Here are six things the producers and cast revealed about Bates Motel:
1. Psycho is the inspiration for Bates Motel, but the movie isn’t the series’ bible. “The idea of doing a contemporary prequel made it clear that what we were doing was something that was inspired by Psycho, but not an homage to Psycho. And that was a big difference to us,” says Cuse.
“We just wanted to sort of take these characters and the setup as inspiration,” he later adds. “So, no, we don’t really view any of [the original movie and its remakes and previous adaptations] as canon. And, in fact, the mythology that you think is what dictates the relationship between Norma and Norman is probably not what it’s going to turn out to be.”
2. The series is set in Northern California, but shoots in Vancouver. “[Vancouver has] a nice moody quality,” producer Kerry Ehrin (Friday Night Lights) explains.
“Well, Vancouver also has a lot of different looks to it depending on where you go in the city and the area,” says Max Theriot (who plays Dylan Massett, Norma’s son from her first marriage and Norman’s older brother). “You have the coast. If you go east, you can get into kind of plains. And there’s just a lot of different looks, and I think that helps a lot.”
3. Farmiga plays to Norma Bates’ more admirable qualities.“I got into this wanting to defend who that woman was,” Farmiga explains. “I was sent the first three episodes, and she was just such a beautiful portrait of valiant maternity to me, therein I saw the challenge.
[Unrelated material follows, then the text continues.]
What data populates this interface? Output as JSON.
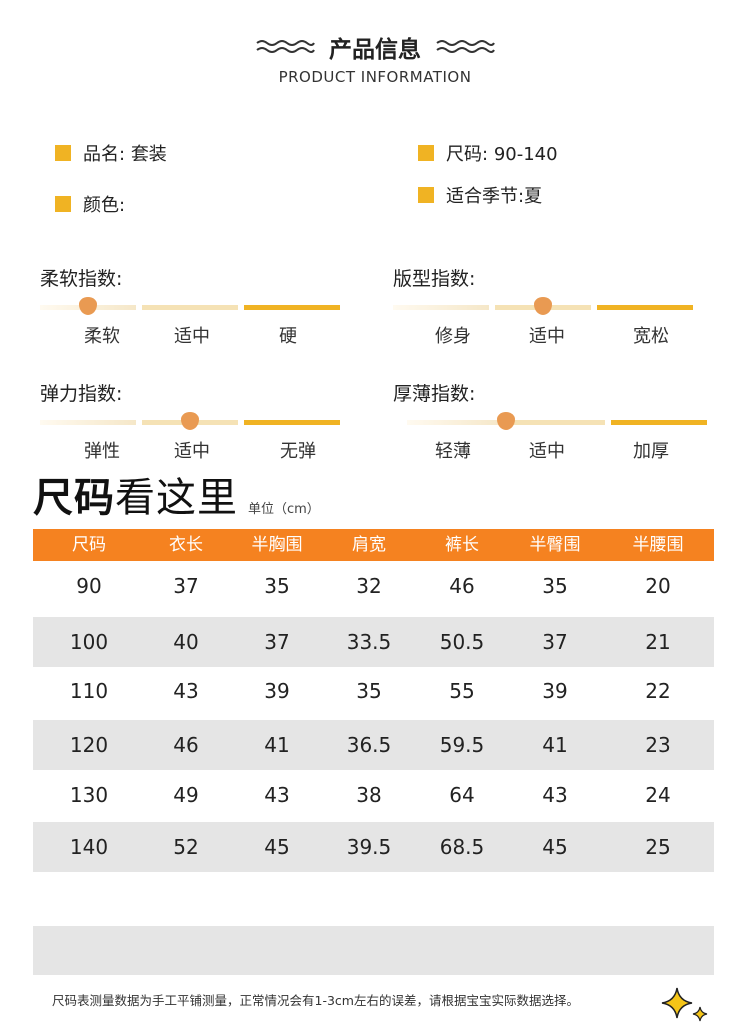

She’s just a real head turner. To me the story is just a beautiful love letter between a mother and her son. And that’s how I perceive the character. That’s how I approach it.”
4. Highmore wants the audience to identify with 17-year-old Norman. “It doesn’t give anything away to say that he’ll go on to be psycho, but is that necessarily because of his upbringing?” the British actor asks. “It’s that sort of argument between nature versus nurture. Is he who he is and will he always become the person that he will become, or is it because they move to this dodgy town and there’s a sort of weird relationship between or certainly close, intimate relationship between Norma and Norman. And that challenges the audience to think, ‘Well, if I was in that situation, if I had had the upbringing that Norman had had, would I be slightly different?’ You know, we all go a little mad sometimes.”
5. Don’t expect elements of fantasy. “There’s no supernatural elements in play,” Cuse says when asked about comparisons to FX’s American Horror Story. “We view this as a psychological thriller, as a very character based thriller type of story.”
“It’s very grounded,” Ehrin adds.
6. Lost and Ringer fans, don’t be discouraged by Nestor Carbonell’s lone scene on the pilot episode. “Nestor’s very much a part of the show and increasingly so going forward,” Cuse assures reporters. “It was a thrill for me to work again with Nestor after Lost. And he’s got a great role, which will become really important, particularly in the last couple of episodes of the season.”
Bates Motel premieres Monday, March 18 at 10PM on A&E.
Have the producers and cast piqued your interest on their Psycho “prequel”?